Solveig Slettahjell, 12.3.2010 Bix
Die Vokalistin Solveig Slettahjell zeigte mit ihrem kleinen Slow Motion Orchestra im Jazzclub Bix, wie es klingt, wenn Lieder sich langsam entfalten. Beinahe so langsam wie Blüten im Mai.
Während um uns alles ständig schneller und hektischer wird, besteht mancher auf Entschleunigung. Statt hastigem Essen Slowfood, Cittaslow für schöneres Wohnen in der Stadt, Slowretail beim Handel. Tatsächlich entdecken immer mehr Menschen die Langsamkeit als Gewinn für sich selbst. Vereinfache dein Leben, lautet ihre Devise. Anderen fällt das ziemlich schwer. „Die leichteste Weise der Existenz ist in der Kunst“, schrieb Bertolt Brecht im Kleinen Organon für das Theater. Wie man am Freitagabend erleben konnte, gilt dieser Satz gerade auch für Musik.
Musik, die aus der Stille kommt, kann sehr sinnlich sein. Besonders bei einer so guten Sängerin wie der dunkelhaarigen Solveig Slettahjell aus Norwegen. „Tarpan Seasons“ heißt ihr jüngstes Album, das sie im Bix, der letzten Station ihrer Deutschlandtournee, vorstellt. Tarpane sind eine ausgestorbene Wildpferdrasse, und Schlagzeuger Per Johansen ist stolzer Besitzer eines dieser rückgezüchteten Tiere. Beim Schreiben der Songs, sagt die die 38-jährige Sängerin, habe sie sich manchmal gefühlt, als schaue ihr ein Cowboy über die Schultern. Der hätte an ihren Liedern bestimmt so viel Freude gehabt wie die Leute im Bix, die lächelnd den Slow-Motion-Mix aus Country, Blues, Soul und Jazz genießen und begeistert applaudieren.
„Soul“ heißt das erste Wort, das sie singt.

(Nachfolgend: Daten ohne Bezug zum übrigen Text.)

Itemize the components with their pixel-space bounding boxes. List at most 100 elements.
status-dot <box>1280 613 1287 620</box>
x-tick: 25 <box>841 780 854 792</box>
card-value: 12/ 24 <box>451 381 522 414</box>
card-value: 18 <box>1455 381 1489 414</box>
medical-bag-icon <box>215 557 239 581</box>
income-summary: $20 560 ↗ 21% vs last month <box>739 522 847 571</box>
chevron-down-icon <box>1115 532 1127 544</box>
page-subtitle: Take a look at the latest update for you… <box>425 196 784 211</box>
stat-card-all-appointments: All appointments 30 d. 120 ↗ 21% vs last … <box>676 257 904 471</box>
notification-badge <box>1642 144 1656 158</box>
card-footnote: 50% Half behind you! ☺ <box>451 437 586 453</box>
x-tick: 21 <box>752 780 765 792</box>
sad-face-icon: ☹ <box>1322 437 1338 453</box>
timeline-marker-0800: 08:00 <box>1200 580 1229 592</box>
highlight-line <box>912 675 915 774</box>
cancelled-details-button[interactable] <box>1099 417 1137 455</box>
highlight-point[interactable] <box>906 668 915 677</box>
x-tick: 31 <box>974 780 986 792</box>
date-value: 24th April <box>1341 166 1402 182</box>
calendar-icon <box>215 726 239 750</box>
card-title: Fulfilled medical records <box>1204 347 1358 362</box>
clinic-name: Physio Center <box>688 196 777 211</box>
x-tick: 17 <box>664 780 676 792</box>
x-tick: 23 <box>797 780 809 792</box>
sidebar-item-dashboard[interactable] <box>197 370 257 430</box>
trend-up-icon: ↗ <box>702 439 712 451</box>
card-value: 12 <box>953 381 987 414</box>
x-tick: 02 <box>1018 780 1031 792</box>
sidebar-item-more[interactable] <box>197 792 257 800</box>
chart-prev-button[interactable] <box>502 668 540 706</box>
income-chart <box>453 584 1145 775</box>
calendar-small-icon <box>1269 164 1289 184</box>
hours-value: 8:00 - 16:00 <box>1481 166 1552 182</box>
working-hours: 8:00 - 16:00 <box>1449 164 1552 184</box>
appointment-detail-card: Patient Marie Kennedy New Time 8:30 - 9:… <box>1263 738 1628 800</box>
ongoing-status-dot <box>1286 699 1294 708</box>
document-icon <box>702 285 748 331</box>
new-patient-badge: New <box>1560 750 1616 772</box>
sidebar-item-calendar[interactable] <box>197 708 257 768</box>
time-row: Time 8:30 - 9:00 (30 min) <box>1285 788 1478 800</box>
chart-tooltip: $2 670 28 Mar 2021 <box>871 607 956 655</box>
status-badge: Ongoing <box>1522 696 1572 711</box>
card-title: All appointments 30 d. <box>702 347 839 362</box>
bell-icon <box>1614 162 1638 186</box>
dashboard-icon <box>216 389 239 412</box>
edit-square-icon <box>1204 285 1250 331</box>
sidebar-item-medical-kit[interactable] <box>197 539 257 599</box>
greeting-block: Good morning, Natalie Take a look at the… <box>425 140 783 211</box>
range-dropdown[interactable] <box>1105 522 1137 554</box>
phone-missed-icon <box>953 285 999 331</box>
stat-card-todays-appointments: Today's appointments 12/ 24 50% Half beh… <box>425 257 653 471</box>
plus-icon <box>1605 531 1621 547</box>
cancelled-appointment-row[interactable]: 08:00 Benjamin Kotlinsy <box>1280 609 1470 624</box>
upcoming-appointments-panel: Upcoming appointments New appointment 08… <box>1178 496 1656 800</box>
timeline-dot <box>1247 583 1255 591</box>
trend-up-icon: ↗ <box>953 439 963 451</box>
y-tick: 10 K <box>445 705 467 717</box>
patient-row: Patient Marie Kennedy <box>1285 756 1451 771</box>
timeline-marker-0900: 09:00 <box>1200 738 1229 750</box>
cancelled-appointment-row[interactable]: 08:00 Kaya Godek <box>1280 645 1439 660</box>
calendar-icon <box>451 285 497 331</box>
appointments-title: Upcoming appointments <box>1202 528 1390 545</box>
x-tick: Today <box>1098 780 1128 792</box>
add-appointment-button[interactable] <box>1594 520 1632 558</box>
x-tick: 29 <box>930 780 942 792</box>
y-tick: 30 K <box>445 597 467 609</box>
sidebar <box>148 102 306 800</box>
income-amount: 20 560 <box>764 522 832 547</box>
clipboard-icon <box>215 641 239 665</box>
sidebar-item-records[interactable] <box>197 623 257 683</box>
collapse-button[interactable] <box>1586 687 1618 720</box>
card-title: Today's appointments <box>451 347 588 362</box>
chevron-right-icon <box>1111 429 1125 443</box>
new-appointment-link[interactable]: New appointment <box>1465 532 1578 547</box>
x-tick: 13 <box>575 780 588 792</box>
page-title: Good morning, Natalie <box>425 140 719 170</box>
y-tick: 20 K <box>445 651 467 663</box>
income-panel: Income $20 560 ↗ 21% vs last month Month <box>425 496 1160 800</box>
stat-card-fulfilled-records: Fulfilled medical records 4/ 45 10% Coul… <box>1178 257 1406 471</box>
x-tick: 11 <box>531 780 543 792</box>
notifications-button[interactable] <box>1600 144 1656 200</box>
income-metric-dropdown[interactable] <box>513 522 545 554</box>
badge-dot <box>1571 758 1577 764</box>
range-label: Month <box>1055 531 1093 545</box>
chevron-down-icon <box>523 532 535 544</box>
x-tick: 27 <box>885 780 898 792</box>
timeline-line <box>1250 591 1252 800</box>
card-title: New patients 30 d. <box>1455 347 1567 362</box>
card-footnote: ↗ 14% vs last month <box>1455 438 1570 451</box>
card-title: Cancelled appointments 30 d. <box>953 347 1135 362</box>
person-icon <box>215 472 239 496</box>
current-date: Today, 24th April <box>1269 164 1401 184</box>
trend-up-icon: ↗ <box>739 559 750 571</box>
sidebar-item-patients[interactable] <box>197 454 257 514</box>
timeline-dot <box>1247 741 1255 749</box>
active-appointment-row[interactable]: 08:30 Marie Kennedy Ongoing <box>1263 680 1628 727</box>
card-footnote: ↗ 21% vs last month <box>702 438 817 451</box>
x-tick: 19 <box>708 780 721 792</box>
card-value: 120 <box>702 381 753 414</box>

So beginnt „Precise Content“, der Opener des Konzerts und der neuen CD. Beseelte Musik macht das sehr gut eingespielte Quintett mit der starken Sängerin in der Tat: Musik, die zu atmen scheint.. Ruhig pulsiert der Bass, weich streichelt der Drummer mit den Besen seine Felle, wolkige Trompetentöne wechseln mit geschmeidigen Gitarrenklängen, durchblendet von winzigen schabenden Störgeräuschen aus dem Computer. Mit geschlossenen Augen singt und genießt Solveig Slettahjell die Lieder. Sie dehnt die Silben und lässt sie auf der Zunge schmelzen wie Karamell. Obwohl sich diese Musik unter weit geschwungenen Bögen ruhig entfaltet, entsteht eine geheimnisvolle Spannung, die die Menschen elektrisiert. Ein diskreter Groove treibt sie an wie Wasser ein Mühlrad. Darüber strahlt die weibliche Stimme, der Intonationsprobleme und Phrasierungsschwierigkeiten völlig fremd zu sein scheinen. Am schönsten ist der „December Song“, eine süße Sehnsuchtsballade, die in einem trägen Dreivierteltakt weich und leise durch den Klangraum schaukelt.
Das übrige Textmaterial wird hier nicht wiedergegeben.